ひきこもりの方は100人100様なので、一言で「ひきこもり」と括ることはできず、お話ししている中でも「あの人はそうじゃない」「あの人はまた違う」などといろいろな方が浮かんできて、「話すのは無理じゃん!」と思っているところがあり、あいまいで、きっと聞いている方にとっては「何をいっているのかわからん」ということになっているのではないかといつも終えた後は「あ~あ」となんだか申し訳ない気持ちになります。
でも、ある時、話している中で気づいたことがありました。
結局ご家族に対して私が話したいのは“家族の適切な距離感”に集約されるのではないだろか?ということです。
そんな中、1冊の本に出合いました。
それが『タフラブ―絆を手放す生き方―信田さよこ著 dZERO株式会社 2022』です(信田先生は私の尊敬する大好きな先生です)。
タフラブ(tough love)は、日本語では「手放す愛」「見守る愛」と訳される言葉です。
特記すべきは、この言葉はアルコール依存症の家族や友人の自助グループから、まさに当事者の最も身近な人たちから生まれた言葉だということです。

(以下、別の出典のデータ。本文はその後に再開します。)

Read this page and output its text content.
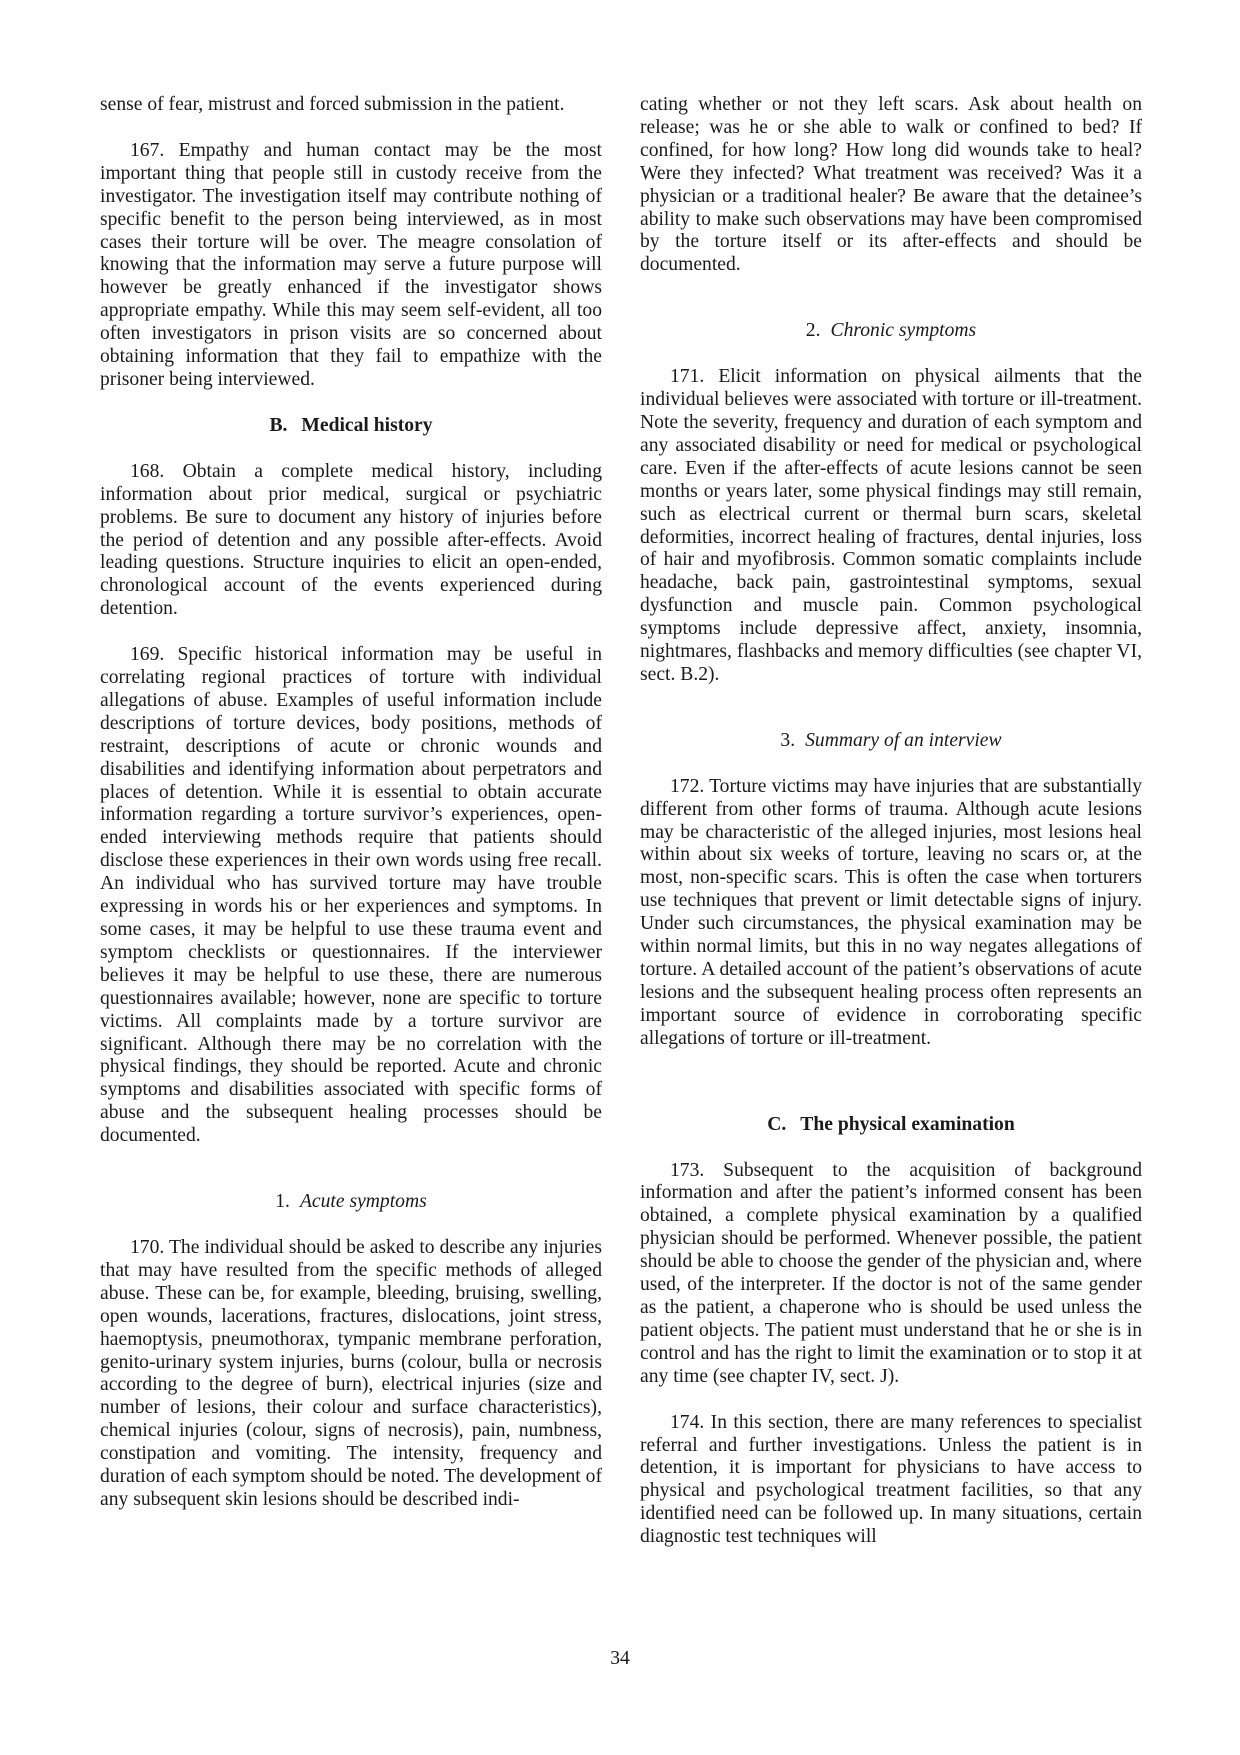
sense of fear, mistrust and forced submission in the patient.

167. Empathy and human contact may be the most important thing that people still in custody receive from the investigator. The investigation itself may contribute nothing of specific benefit to the person being interviewed, as in most cases their torture will be over. The meagre consolation of knowing that the information may serve a future purpose will however be greatly enhanced if the investigator shows appropriate empathy. While this may seem self-evident, all too often investigators in prison visits are so concerned about obtaining information that they fail to empathize with the prisoner being interviewed.

B. Medical history

168. Obtain a complete medical history, including information about prior medical, surgical or psychiatric problems. Be sure to document any history of injuries before the period of detention and any possible after-effects. Avoid leading questions. Structure inquiries to elicit an open-ended, chronological account of the events experienced during detention.

169. Specific historical information may be useful in correlating regional practices of torture with individual allegations of abuse. Examples of useful information include descriptions of torture devices, body positions, methods of restraint, descriptions of acute or chronic wounds and disabilities and identifying information about perpetrators and places of detention. While it is essential to obtain accurate information regarding a torture survivor’s experiences, open-ended interviewing methods require that patients should disclose these experiences in their own words using free recall. An individual who has survived torture may have trouble expressing in words his or her experiences and symptoms. In some cases, it may be helpful to use these trauma event and symptom checklists or questionnaires. If the interviewer believes it may be helpful to use these, there are numerous questionnaires available; however, none are specific to torture victims. All complaints made by a torture survivor are significant. Although there may be no correlation with the physical findings, they should be reported. Acute and chronic symptoms and disabilities associated with specific forms of abuse and the subsequent healing processes should be documented.

1. Acute symptoms

170. The individual should be asked to describe any injuries that may have resulted from the specific methods of alleged abuse. These can be, for example, bleeding, bruising, swelling, open wounds, lacerations, fractures, dislocations, joint stress, haemoptysis, pneumothorax, tympanic membrane perforation, genito-urinary system injuries, burns (colour, bulla or necrosis according to the degree of burn), electrical injuries (size and number of lesions, their colour and surface characteristics), chemical injuries (colour, signs of necrosis), pain, numbness, constipation and vomiting. The intensity, frequency and duration of each symptom should be noted. The development of any subsequent skin lesions should be described indi-

cating whether or not they left scars. Ask about health on release; was he or she able to walk or confined to bed? If confined, for how long? How long did wounds take to heal? Were they infected? What treatment was received? Was it a physician or a traditional healer? Be aware that the detainee’s ability to make such observations may have been compromised by the torture itself or its after-effects and should be documented.

2. Chronic symptoms

171. Elicit information on physical ailments that the individual believes were associated with torture or ill-treatment. Note the severity, frequency and duration of each symptom and any associated disability or need for medical or psychological care. Even if the after-effects of acute lesions cannot be seen months or years later, some physical findings may still remain, such as electrical current or thermal burn scars, skeletal deformities, incorrect healing of fractures, dental injuries, loss of hair and myofibrosis. Common somatic complaints include headache, back pain, gastrointestinal symptoms, sexual dysfunction and muscle pain. Common psychological symptoms include depressive affect, anxiety, insomnia, nightmares, flashbacks and memory difficulties (see chapter VI, sect. B.2).

3. Summary of an interview

172. Torture victims may have injuries that are substantially different from other forms of trauma. Although acute lesions may be characteristic of the alleged injuries, most lesions heal within about six weeks of torture, leaving no scars or, at the most, non-specific scars. This is often the case when torturers use techniques that prevent or limit detectable signs of injury. Under such circumstances, the physical examination may be within normal limits, but this in no way negates allegations of torture. A detailed account of the patient’s observations of acute lesions and the subsequent healing process often represents an important source of evidence in corroborating specific allegations of torture or ill-treatment.

C. The physical examination

173. Subsequent to the acquisition of background information and after the patient’s informed consent has been obtained, a complete physical examination by a qualified physician should be performed. Whenever possible, the patient should be able to choose the gender of the physician and, where used, of the interpreter. If the doctor is not of the same gender as the patient, a chaperone who is should be used unless the patient objects. The patient must understand that he or she is in control and has the right to limit the examination or to stop it at any time (see chapter IV, sect. J).

174. In this section, there are many references to specialist referral and further investigations. Unless the patient is in detention, it is important for physicians to have access to physical and psychological treatment facilities, so that any identified need can be followed up. In many situations, certain diagnostic test techniques will

34
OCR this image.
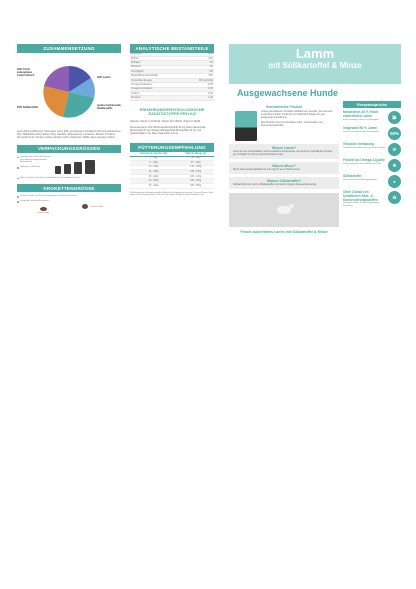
ZUSAMMENSETZUNG
30% frisch zubereitetes Lamm Fleisch
30% Lamm
andere funktionelle Inhaltsstoffe
22% Süßkartoffel
Lamm 30% (enthält frisch zubereitetes Lamm 30%, getrocknetes Lammfleisch 18% und Lammsehnen 2%), Süßkartoffel (22%), Erbsen (8%), Kartoffeln, Erbsenprotein, Leinsamen, Bierhefe (Trocken), Sonnenblumenöl, Tomaten, Spinat, Karotten, Apfel, Cranberries, Alfalfa, Algen, Seetang, Kräuter.
VERPACKUNGSGRÖSSEN
Eine Auswahl an den Bedürfnissen Ihres Hundes entsprechenden Beutelgrößen
Haltbarkeit: 18 Monate.
Bitte verschließen Sie Ihren Futterbehälter für bestmögliche Frische.
KROKETTENGRÖSSE
Optimale Größe und Form der Kroketten für erwachsene Hunde.
Knusprige Kroketten-Konsistenz.
10mm x 4mm
12mm x 10mm
ANALYTISCHE BESTANDTEILE
Rohprotein	26%
Rohfett	15%
Rohfaser	3%
Rohasche	9%
Feuchtigkeit	8%
Stickstofffreie Extraktstoffe	39%
Umsetzbare Energie	367 kcal/100g
Omega-3-Fettsäuren	0,8%
Omega-6-Fettsäuren	2,7%
Calcium	1,6%
Phosphor	1,1%
ERNÄHRUNGSPHYSIOLOGISCHE ZUSATZSTOFFE PRO KG
Vitamine: Vitamin A 15.000 IE, Vitamin D3 2.000 IE, Vitamin E 400 IE.
Spurenelemente: Zink (Zinkchelat-Monohydrat) 90 mg, Eisen (Eisenchelat-Monohydrat) 60 mg, Mangan (Manganchelat-Monohydrat) 40 mg, Jod (Calciumjodat) 2 mg, Selen (Selenhefe) 0,2 mg.
FÜTTERUNGSEMPFEHLUNG
Gewicht des Hundes (kg)	Tägliche Menge (g)
1 - 5kg	20 - 90g
5 - 10kg	90 - 145g
10 - 20kg	145 - 245g
20 - 30kg	245 - 330g
30 - 40kg	330 - 410g
40 - 50kg	410 - 480g
50 - 60kg	480 - 550g
Die Menge kann abhängig von Alter, Aktivität und Umgebung variieren. Frisches Wasser sollte immer zur Verfügung stehen. Teilen Sie die tägliche Menge auf zwei Mahlzeiten auf.
Lamm
mit Süßkartoffel & Minze
Ausgewachsene Hunde
Getreidefreies Produkt
Unsere getreidefreien Produkte enthalten kein Getreide. Sie sind reich an frischem Fleisch, kombiniert mit natürlichen Zutaten für eine ausgewogene Ernährung.
Das Produkt ist frei von künstlichen Farb-, Geschmacks- und Konservierungsstoffen.
Warum Lamm?
Lamm ist eine schmackhafte, leicht verdauliche Proteinquelle, die auch bei empfindlichen Hunden gut verträglich ist und für gesunde Muskeln sorgt.
Warum Minze?
Minze wirkt verdauungsfördernd und sorgt für einen frischen Atem.
Warum Süßkartoffel?
Süßkartoffeln sind reich an Ballaststoffen und liefern langsam freigesetzte Energie.
Frisch zubereitetes Lamm mit Süßkartoffel & Minze
Rezeptansprüche
Mindestens 30 % frisch zubereitetes Lamm
Eine hochwertige tierische Proteinquelle.
🐑
Insgesamt 50 % Lamm
Lamm als einzige tierische Proteinquelle.	50%
Gesunde Verdauung
Präbiotika unterstützen eine gesunde Darmflora.	⟳
Fischöl als Omega-3-Quelle
Für gesunde Haut und ein glänzendes Fell.	❖
Süßkartoffel
Leicht verdauliche Kohlenhydratquelle.	●
Ohne Zusatz von künstlichen Farb- & Konservierungsstoffen
Natürliche Zutaten für eine ausgewogene Ernährung.
✿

『「飲むか飲まないかはあなたの問題です。」と距離を取った言い方をして飲んでいる夫を家に残し、自分はアラノンのミーティングに出ることを続ける。このような対応が積み重なった結果、酒をやめる夫があらわれた。』
そこからタフラブという言葉が誕生しました。
密着し、尽くすのではなく勇気をもって手放すことで夫たちは救われたのです。
私が、必ずお話しすることに「相手を受け入れなくていいです。受け止めるだけでいい。そしてそこからわからないことはわからないと対話を続けてください」と。
理解しましょう、絆こそ大切です、受け入れましょう、あなたしかいません、と言われてきた沢山の家族。
その方たちが、よくわからないまま受け入れようともがき、相手を真綿でくるむように関わり、そして結果的に依存させたり、相手に服従したりする苦しい関係になっているのを見てきました。
『理解すること、わかってあげることが家族や友人にはとても大切と言われるが、「よくわからないけど、なんとなく安心」な人といる方がずっと大切だ。その感覚がタフラブを支えている』
手放す愛は、自分は自分、相手は相手として境界線を引き、相手の問題を引き受けない。
ある種の切断でもあり、自分が必要とされたいと想う感情をタフに割り切る寂しさを伴う愛かもしれません。
でもそれは、『相手が生きていけるように生きていくために自分の力をより発揮できるように手を出さない、手を貸さない』ということです。
あいまいな不安を抱えながら、答えの出ない不確実性を抱えながらそれでも相手の領域を侵さずに余計なことはせずに、変わらず現状維持を大切にそばにいること、それこそが互いの尊厳を大切したかかわりなのでしょう。
“家族の適切な距離感”におそらく正解はなく、ケースバイケースだと思います。
でもタフラブは、日本型の良しとされる「耐える愛」「尽くす愛」の危険性を私たちに教えてくれます。
言うは易し、行うは難しですが、是非、「タフラブ」、お勧めです。